Active Learning Frequently Asked Questions

The following questions comprise a Frequently Asked Questions (FAQ) list related to Active Learning. For instructions about setting up Active Learning, see the Related pages links at the end of this topic.


What should I know about the Active Learning Index? Are there any preventative measures I should take to optimize my Active Learning index?

The Index for an Active Learning project is created by default at the time that the Active Learning-enabled review pass is saved. It is recommended to validate that the records in your scope have all proper text, and/or OCR has been created and loaded before creating the review pass. Removing documents that contain a large amount of text from your scope can also be beneficial, especially if it is common within the case but is not required.


Why is the default Batch Size 10 and can it be modified?

A default batch size of 10 was selected in order to provide the Active Learning system with as many example documents in as close to real-time as they are coded. Every example provided helps to train the engine so that larger batches delay training of the system. This exponentially delays the prioritization of positive records into batches. Though the batch size can be modified, for the sake of optimization and giving the engine examples more quickly, smaller is better. If the batch size must be modified, this can be done on the Settings tab of the review pass under the Batch Size option.


Must review/training be done by subject matter experts?

No. Subject matter experts (SMEs) are not required for an Active Learning project. Documents are coded as part of batches in the review pass, and predictions are made immediately and throughout the course of the review pass.


What if I added records to my case and must add them to my Active Learning project on which I’ve already started review?

If new records are loaded to your case or the scope of criteria for your project changes, a banner then displays at the top of the Review pass screen. This allows the review pass index and predictions to be updated at the bottom of the Overview tab by clicking the Update Documents button. When this occurs, documents cannot be removed from the review pass scope or index. So if the active learning project no longer applies to some documents, the predictions can be ignored.


On what is the prediction algorithm based?

The prediction algorithm uses the 40 k-nearest neighbors (k-NN). This means that the 40 most similar manually coded documents are used to make the predictions for the records.

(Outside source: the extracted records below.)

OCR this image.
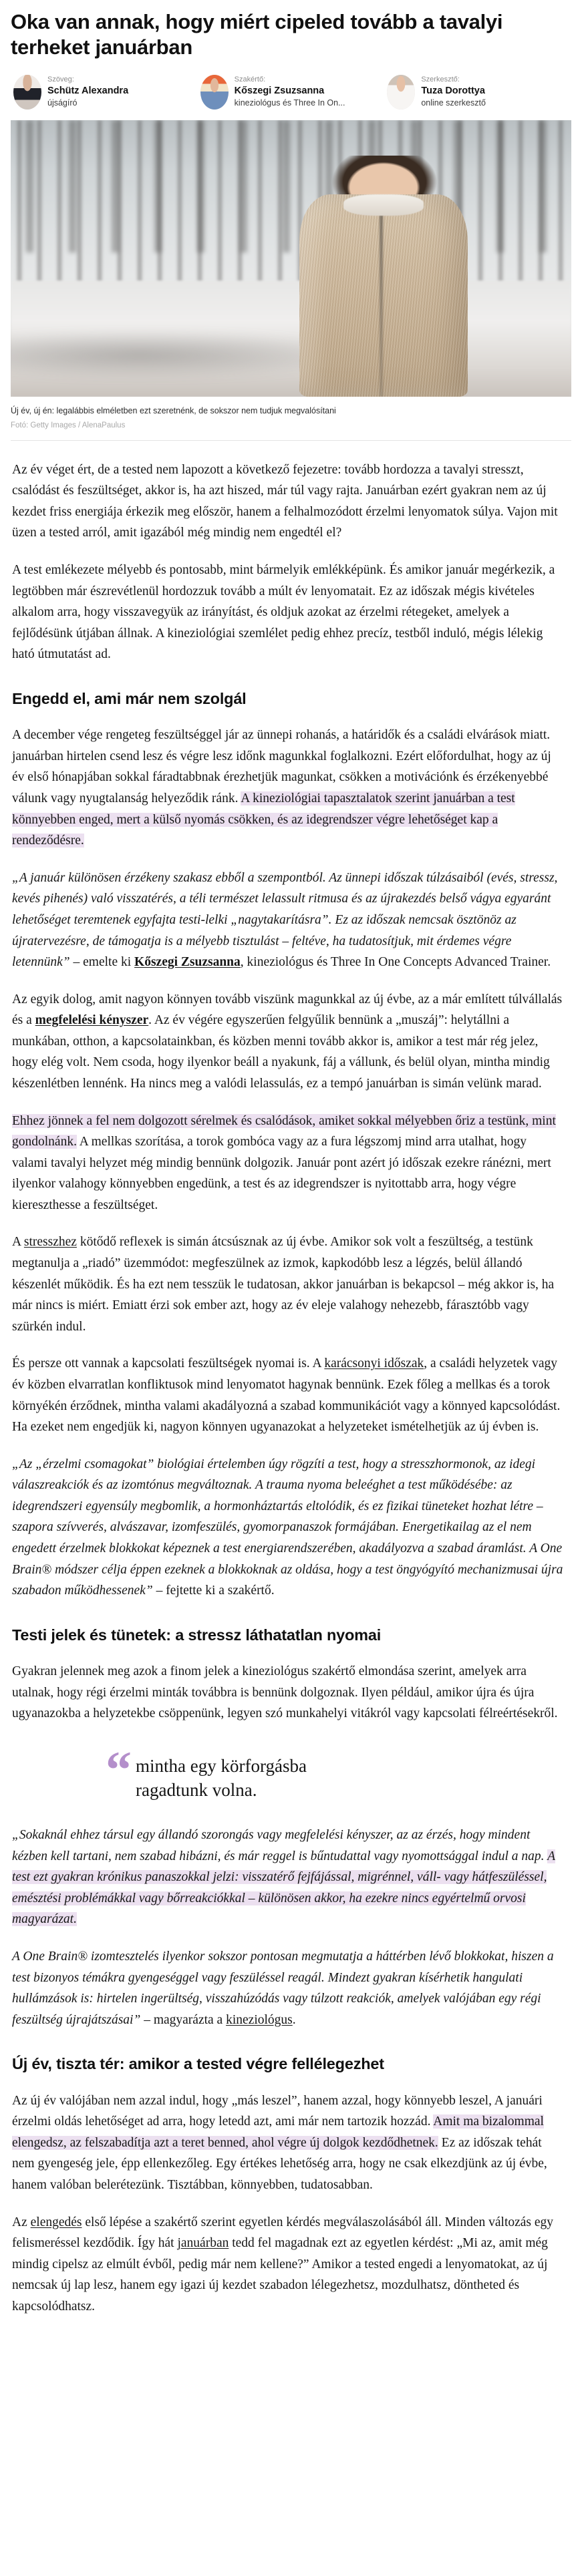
Oka van annak, hogy miért cipeled tovább a tavalyi terheket januárban
Szöveg:
Schütz Alexandra
újságíró
Szakértő:
Kőszegi Zsuzsanna
kineziológus és Three In On...
Szerkesztő:
Tuza Dorottya
online szerkesztő
Új év, új én: legalábbis elméletben ezt szeretnénk, de sokszor nem tudjuk megvalósítani
Fotó: Getty Images / AlenaPaulus

Az év véget ért, de a tested nem lapozott a következő fejezetre: tovább hordozza a tavalyi stresszt, csalódást és feszültséget, akkor is, ha azt hiszed, már túl vagy rajta. Januárban ezért gyakran nem az új kezdet friss energiája érkezik meg először, hanem a felhalmozódott érzelmi lenyomatok súlya. Vajon mit üzen a tested arról, amit igazából még mindig nem engedtél el?

A test emlékezete mélyebb és pontosabb, mint bármelyik emlékképünk. És amikor január megérkezik, a legtöbben már észrevétlenül hordozzuk tovább a múlt év lenyomatait. Ez az időszak mégis kivételes alkalom arra, hogy visszavegyük az irányítást, és oldjuk azokat az érzelmi rétegeket, amelyek a fejlődésünk útjában állnak. A kineziológiai szemlélet pedig ehhez precíz, testből induló, mégis lélekig ható útmutatást ad.

Engedd el, ami már nem szolgál

A december vége rengeteg feszültséggel jár az ünnepi rohanás, a határidők és a családi elvárások miatt. januárban hirtelen csend lesz és végre lesz időnk magunkkal foglalkozni. Ezért előfordulhat, hogy az új év első hónapjában sokkal fáradtabbnak érezhetjük magunkat, csökken a motivációnk és érzékenyebbé válunk vagy nyugtalanság helyeződik ránk. A kineziológiai tapasztalatok szerint januárban a test könnyebben enged, mert a külső nyomás csökken, és az idegrendszer végre lehetőséget kap a rendeződésre.

„A január különösen érzékeny szakasz ebből a szempontból. Az ünnepi időszak túlzásaiból (evés, stressz, kevés pihenés) való visszatérés, a téli természet lelassult ritmusa és az újrakezdés belső vágya egyaránt lehetőséget teremtenek egyfajta testi-lelki „nagytakarításra”. Ez az időszak nemcsak ösztönöz az újratervezésre, de támogatja is a mélyebb tisztulást – feltéve, ha tudatosítjuk, mit érdemes végre letennünk” – emelte ki Kőszegi Zsuzsanna, kineziológus és Three In One Concepts Advanced Trainer.

Az egyik dolog, amit nagyon könnyen tovább viszünk magunkkal az új évbe, az a már említett túlvállalás és a megfelelési kényszer. Az év végére egyszerűen felgyűlik bennünk a „muszáj”: helytállni a munkában, otthon, a kapcsolatainkban, és közben menni tovább akkor is, amikor a test már rég jelez, hogy elég volt. Nem csoda, hogy ilyenkor beáll a nyakunk, fáj a vállunk, és belül olyan, mintha mindig készenlétben lennénk. Ha nincs meg a valódi lelassulás, ez a tempó januárban is simán velünk marad.

Ehhez jönnek a fel nem dolgozott sérelmek és csalódások, amiket sokkal mélyebben őriz a testünk, mint gondolnánk. A mellkas szorítása, a torok gombóca vagy az a fura légszomj mind arra utalhat, hogy valami tavalyi helyzet még mindig bennünk dolgozik. Január pont azért jó időszak ezekre ránézni, mert ilyenkor valahogy könnyebben engedünk, a test és az idegrendszer is nyitottabb arra, hogy végre kiereszthesse a feszültséget.

A stresszhez kötődő reflexek is simán átcsúsznak az új évbe. Amikor sok volt a feszültség, a testünk megtanulja a „riadó” üzemmódot: megfeszülnek az izmok, kapkodóbb lesz a légzés, belül állandó készenlét működik. És ha ezt nem tesszük le tudatosan, akkor januárban is bekapcsol – még akkor is, ha már nincs is miért. Emiatt érzi sok ember azt, hogy az év eleje valahogy nehezebb, fárasztóbb vagy szürkén indul.

És persze ott vannak a kapcsolati feszültségek nyomai is. A karácsonyi időszak, a családi helyzetek vagy év közben elvarratlan konfliktusok mind lenyomatot hagynak bennünk. Ezek főleg a mellkas és a torok környékén érződnek, mintha valami akadályozná a szabad kommunikációt vagy a könnyed kapcsolódást. Ha ezeket nem engedjük ki, nagyon könnyen ugyanazokat a helyzeteket ismételhetjük az új évben is.

„Az „érzelmi csomagokat” biológiai értelemben úgy rögzíti a test, hogy a stresszhormonok, az idegi válaszreakciók és az izomtónus megváltoznak. A trauma nyoma beleéghet a test működésébe: az idegrendszeri egyensúly megbomlik, a hormonháztartás eltolódik, és ez fizikai tüneteket hozhat létre – szapora szívverés, alvászavar, izomfeszülés, gyomorpanaszok formájában. Energetikailag az el nem engedett érzelmek blokkokat képeznek a test energiarendszerében, akadályozva a szabad áramlást. A One Brain® módszer célja éppen ezeknek a blokkoknak az oldása, hogy a test öngyógyító mechanizmusai újra szabadon működhessenek” – fejtette ki a szakértő.

Testi jelek és tünetek: a stressz láthatatlan nyomai

Gyakran jelennek meg azok a finom jelek a kineziológus szakértő elmondása szerint, amelyek arra utalnak, hogy régi érzelmi minták továbbra is bennünk dolgoznak. Ilyen például, amikor újra és újra ugyanazokba a helyzetekbe csöppenünk, legyen szó munkahelyi vitákról vagy kapcsolati félreértésekről.

“ mintha egy körforgásba ragadtunk volna.

„Sokaknál ehhez társul egy állandó szorongás vagy megfelelési kényszer, az az érzés, hogy mindent kézben kell tartani, nem szabad hibázni, és már reggel is bűntudattal vagy nyomottsággal indul a nap. A test ezt gyakran krónikus panaszokkal jelzi: visszatérő fejfájással, migrénnel, váll- vagy hátfeszüléssel, emésztési problémákkal vagy bőrreakciókkal – különösen akkor, ha ezekre nincs egyértelmű orvosi magyarázat.

A One Brain® izomtesztelés ilyenkor sokszor pontosan megmutatja a háttérben lévő blokkokat, hiszen a test bizonyos témákra gyengeséggel vagy feszüléssel reagál. Mindezt gyakran kísérhetik hangulati hullámzások is: hirtelen ingerültség, visszahúzódás vagy túlzott reakciók, amelyek valójában egy régi feszültség újrajátszásai” – magyarázta a kineziológus.

Új év, tiszta tér: amikor a tested végre fellélegezhet

Az új év valójában nem azzal indul, hogy „más leszel”, hanem azzal, hogy könnyebb leszel, A januári érzelmi oldás lehetőséget ad arra, hogy letedd azt, ami már nem tartozik hozzád. Amit ma bizalommal elengedsz, az felszabadítja azt a teret benned, ahol végre új dolgok kezdődhetnek. Ez az időszak tehát nem gyengeség jele, épp ellenkezőleg. Egy értékes lehetőség arra, hogy ne csak elkezdjünk az új évbe, hanem valóban belerétezünk. Tisztábban, könnyebben, tudatosabban.

Az elengedés első lépése a szakértő szerint egyetlen kérdés megválaszolásából áll. Minden változás egy felismeréssel kezdődik. Így hát januárban tedd fel magadnak ezt az egyetlen kérdést: „Mi az, amit még mindig cipelsz az elmúlt évből, pedig már nem kellene?” Amikor a tested engedi a lenyomatokat, az új nemcsak új lap lesz, hanem egy igazi új kezdet szabadon lélegezhetsz, mozdulhatsz, döntheted és kapcsolódhatsz.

When do predictions start?

Predictions start being applied as soon as a regular (non-QC) batch is checked in that contains a positive example.


Does every document in the Active Learning Review pass receive a prediction and relevancy score?

Documents in the Review Pass that have a “normal” document treatment receive a prediction and relevancy score. Documents that have a “short” or “binary” document treatment do not receive a prediction or relevancy score and must be reviewed outside of Active Learning.


I see the Omitted Records category in my Review Metrics – what should I be aware of with these documents?

Omitted records are documents that were part of your review pass scope, but a prediction could not be applied because the document was mostly binary data or contained little or no words. Generally, omitted documents should be reviewed manually outside of the Active Learning process and can be identified by clicking the hyperlinked Count on the Overview tab of the review pass to open the document set within Visual Search.


Can I provide pre-coding document examples?

Pre-coded documents can be pulled into a QC batch and then reviewers would go through and tag them with the appropriate tag and “reviewed” status. For very large numbers of documents, the “reviewed” status could be updated within SQL. For more information, please contact IPRO Support.


If a document is manually tagged as a Positive example, how could the prediction be the opposite? Or vice versa?

A document’s prediction is not influenced by how you tag the document itself, but rather how manually tagged documents that are similar to it have been coded. This helps prevent bias and is known as “leave-one-out cross validation”. This is also the reason why you might have “conflicts” (the reviewer tagged it one way, but the system predicted it another). It is usually a good idea to review conflicts, as there may have been some discrepancies when tagging other similar documents.


Conflicts are a common part of Active Learning, but what should I know about conflicts and how to manage them?

Conflicts are records that were manually tagged, for which there is a disagreement between the reviewer and the prediction. Often the earlier stages of an Active Learning project can result in more conflicts, which may resolve themselves as more training is applied and the engine becomes more accurate. Conflict records can be isolated and reviewed separately by submitting them into a QC Batch for your existing Review Pass. This can be done by clicking on the hyperlinked Count on the Overview tab of the Review Pass, then choosing the Mass Action to Create QC Batch and selecting your Active Learning-enabled Review Pass from the selector. See QC Batches


What if my Primary Review Purpose tag is part of a multi-tag group?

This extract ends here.